Однако тип, запеленавший меня, видимо, работал колбасником в Лионе и научился там перевязывать соотечественников. Снаружи спорадический всплеск эмоций, затем затишье, и вдруг Ватерлоо с Трафальгаром и Верденом. Усекаю, что это наш маленький друг пилот мстит за свой аппарат, павший на поле брани. Работает автоматом и гранатой. Армейский корпус в одном лице. Это длится не более трех минут, время, достаточное сварить яйцо, а затем полный стоп. Тип, у которого была раньше привилегия носить белый плащ поверх твидового костюма бежевого тона (не путать с джином без тоника) выходит, рыча что-то очень понятное по тону. Любимая Эльза швыряет хлопушку на стол и приближается ко мне.
— Попытка ваших сообщников провалилась, господин комиссар! — говорит она насмешливо.
Она хлещет меня по щекам с двух рук. Затем наклоняется и впивается в мои губы, кусая их.
— Черт побери, я пропишу вам лечение электрошоком, — говорю я ей, — ибо мне кажется у вас не все дома, моя дорогая. В вашей семье должно быть все садисты до четвертого колена!
И получаю право на новую серию оплеух. Она прерывается, так как появляется впечатляющий кортеж. По порядку: толстый и высокий лысый тип с острым черепом, Берюрье, Пино и несгоревший пилот сгоревшего вертолета.
Бывают же в жизни сюрпризы! Ну что тут скажешь, прекрасная маркиза? Таракан в супе!
— Привет, Толстый! — бросаю я лихо. — Вы что, со старой развалиной на рыбалку ходили?

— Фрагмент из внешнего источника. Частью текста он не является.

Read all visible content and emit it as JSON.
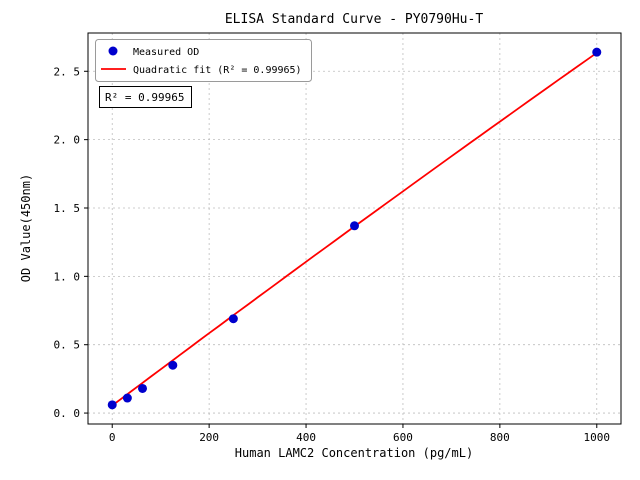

— Поговори со мною, мама! — шумит в ответ Могучий, — об этой с… стране! Только выползли в лес с этим мертвым мешком дерьма, как навалилась банда ублюдков и взяла нас в плен!
Он бы рассказал мне подробности, да сеньор пилот, не любящий болтунов, отвешивает ему прикладом по хлеборезке. Толстый замолкает, чтобы выплюнуть пережеванное.
Сколько же бедняга принял в пасть в течение своей блистательной карьеры! Неудивительно, что наш красавчик не Ален Делон после всех этих оплеух, смазей и тычков!
Эльза и два ее приятеля устраивают совет, не переставая с трогательным единодушием держать нас на мушке. Их конференция не занимает много времени. Пять минут спустя мы оказываемся опять в подвале, посаженные на цепь, как злые собаки. Столько усилий, чтобы попасть туда же. Стоило ли стараться?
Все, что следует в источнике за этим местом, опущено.